Psychologie | 29.10.2010
Die meisten Evolutionsbiologen sind der Auffassung, dass die Evolution nicht zielgerichtet ist, keinem Plan folgt und sie betonen die Rolle des Zufalls und der Unvorhersehbarkeit. Stephen Gould schrieb zum Beispiel in dem Essay Acht kleine Schweinchen [2], dass es keinen Grund außer dem Zufall gibt, warum wir fünf Finger haben und nicht sieben oder acht.
Simon Conway Morris dagegen konzentriert sich in seinem Buch „Jenseits des Zufalls [3]“ auf die zahlreichen Fälle der konvergenten Evolution.
Richard Dawkins hat das Buch im letzten Kapitel von „Geschichten vom Ursprung des Lebens [4]“ durchaus positiv aufgenommen. Dawkins ist ebenfalls der Auffassung, dass wir Konvergenz eher als Normalfall in der Evolutions betrachten sollten. Laut Conway Morris wäre ein Lebewesen, das irgendwie so ist wie der Mensch, wahrscheinlich evolviert, auch wenn man die Evolution noch einmal ablaufen lassen würde.
Bastiaan Rujens von der Universität Amsterdam hat mit seinen Kollegen eine neue Studie durchgeführt, wo er der Frage nachgeht, wie die Bedrohung des Empfindens der persönlichen Sicherheit die Haltungen der Menschen verändern kann.
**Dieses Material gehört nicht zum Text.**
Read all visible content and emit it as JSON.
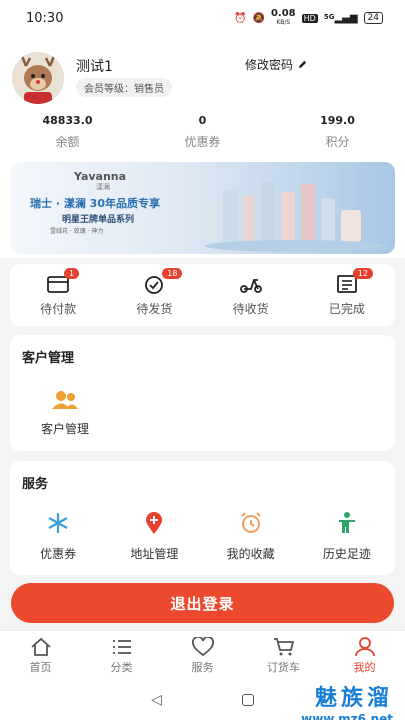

Dies tat er im Anschluss an Aaron Kay von der Universität Waterloo in Ontario, der aufgezeigt hat [5], dass Menschen, die sich nicht mehr in Kontrolle fühlen, Überzeugungen entwickeln, die ihr Empfinden, dass zumindest etwas in Kontrolle ist, wiederherstellt – zum Beispiel der Glaube an einen kontrollierenden Gott oder die Unterstützung einer starken Regierung. Diese Theorie nennt man „Kompensatorische Kontrolle“.
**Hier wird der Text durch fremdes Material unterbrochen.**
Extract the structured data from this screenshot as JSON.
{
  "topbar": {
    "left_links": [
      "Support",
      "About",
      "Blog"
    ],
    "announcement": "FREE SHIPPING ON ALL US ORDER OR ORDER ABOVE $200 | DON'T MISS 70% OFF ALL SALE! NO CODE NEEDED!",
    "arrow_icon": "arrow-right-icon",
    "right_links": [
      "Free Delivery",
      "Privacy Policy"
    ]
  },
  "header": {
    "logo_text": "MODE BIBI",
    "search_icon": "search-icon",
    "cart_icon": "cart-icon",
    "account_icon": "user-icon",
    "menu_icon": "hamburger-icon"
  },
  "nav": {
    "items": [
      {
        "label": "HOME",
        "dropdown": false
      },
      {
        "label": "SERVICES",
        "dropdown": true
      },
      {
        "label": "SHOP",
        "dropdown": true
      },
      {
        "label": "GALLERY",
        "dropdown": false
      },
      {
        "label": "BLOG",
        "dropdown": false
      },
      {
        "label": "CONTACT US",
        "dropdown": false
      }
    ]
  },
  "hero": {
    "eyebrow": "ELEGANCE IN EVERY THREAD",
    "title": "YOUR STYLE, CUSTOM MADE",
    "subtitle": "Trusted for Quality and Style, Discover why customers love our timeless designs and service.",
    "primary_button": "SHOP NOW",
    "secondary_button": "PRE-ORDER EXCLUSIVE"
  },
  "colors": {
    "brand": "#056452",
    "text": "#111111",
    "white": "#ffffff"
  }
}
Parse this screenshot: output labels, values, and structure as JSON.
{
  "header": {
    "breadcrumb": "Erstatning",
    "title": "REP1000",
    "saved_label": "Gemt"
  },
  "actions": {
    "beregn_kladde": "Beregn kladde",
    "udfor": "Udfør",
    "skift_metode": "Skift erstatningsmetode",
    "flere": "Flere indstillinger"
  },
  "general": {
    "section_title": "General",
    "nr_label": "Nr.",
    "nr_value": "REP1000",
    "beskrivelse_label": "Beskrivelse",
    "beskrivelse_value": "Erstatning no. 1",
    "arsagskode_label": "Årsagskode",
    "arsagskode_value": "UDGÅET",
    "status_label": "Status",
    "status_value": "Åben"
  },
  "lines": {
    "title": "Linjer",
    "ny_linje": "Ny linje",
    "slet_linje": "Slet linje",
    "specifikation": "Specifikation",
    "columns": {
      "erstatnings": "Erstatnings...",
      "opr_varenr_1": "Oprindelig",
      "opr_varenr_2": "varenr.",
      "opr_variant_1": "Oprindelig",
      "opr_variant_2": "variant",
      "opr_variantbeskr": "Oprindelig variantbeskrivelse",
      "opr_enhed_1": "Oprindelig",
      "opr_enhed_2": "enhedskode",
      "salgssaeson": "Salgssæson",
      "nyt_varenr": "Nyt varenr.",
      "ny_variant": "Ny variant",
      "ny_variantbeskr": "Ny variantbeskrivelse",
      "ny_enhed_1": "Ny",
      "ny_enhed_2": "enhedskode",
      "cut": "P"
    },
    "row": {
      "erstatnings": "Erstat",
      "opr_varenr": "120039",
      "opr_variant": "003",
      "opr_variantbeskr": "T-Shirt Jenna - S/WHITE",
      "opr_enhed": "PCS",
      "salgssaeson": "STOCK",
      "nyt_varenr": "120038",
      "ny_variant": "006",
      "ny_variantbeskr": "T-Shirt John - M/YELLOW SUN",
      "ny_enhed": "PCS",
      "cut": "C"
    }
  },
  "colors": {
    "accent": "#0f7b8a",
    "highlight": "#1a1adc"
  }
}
Rutjens hat 140 Studenten unbewusst beeinflusst, indem er sie über ein negatives Erlebnis schreiben ließ, wo sie sich nicht in Kontrolle fühlten und sie mussten drei Gründe dafür angeben, warum die Zukunft unkontrollierbar ist. Die andere Hälfte erfüllte eine ähnliche Aufgabe, allerdings wurde dabei ihr Kontrollempfinden gestärkt und betont.
Danach konfrontierte man sie mit drei kurzen Beschreibungen verschiedener Evolutionstheorien und fragte sie, welche sie am ehesten für wahr hielten. Die drei Theorien waren Intelligent Design (ID), die Evolutionstheorie mit Betonung des Zufalls (TE) und die Conway-Morris-Evolutionstheorie (CMTE).
Der Graph zeigt, was die Forscher beobachtet haben. Man erinnere sich daran, dass es sich hier um die Niederlande handelt, wo die meisten Studenten eher ungläubig sind. Ohne das affektive Priming auf den Kontrollverlust stimmte so gut wie keiner von ihnen ID zu, oder CMTE.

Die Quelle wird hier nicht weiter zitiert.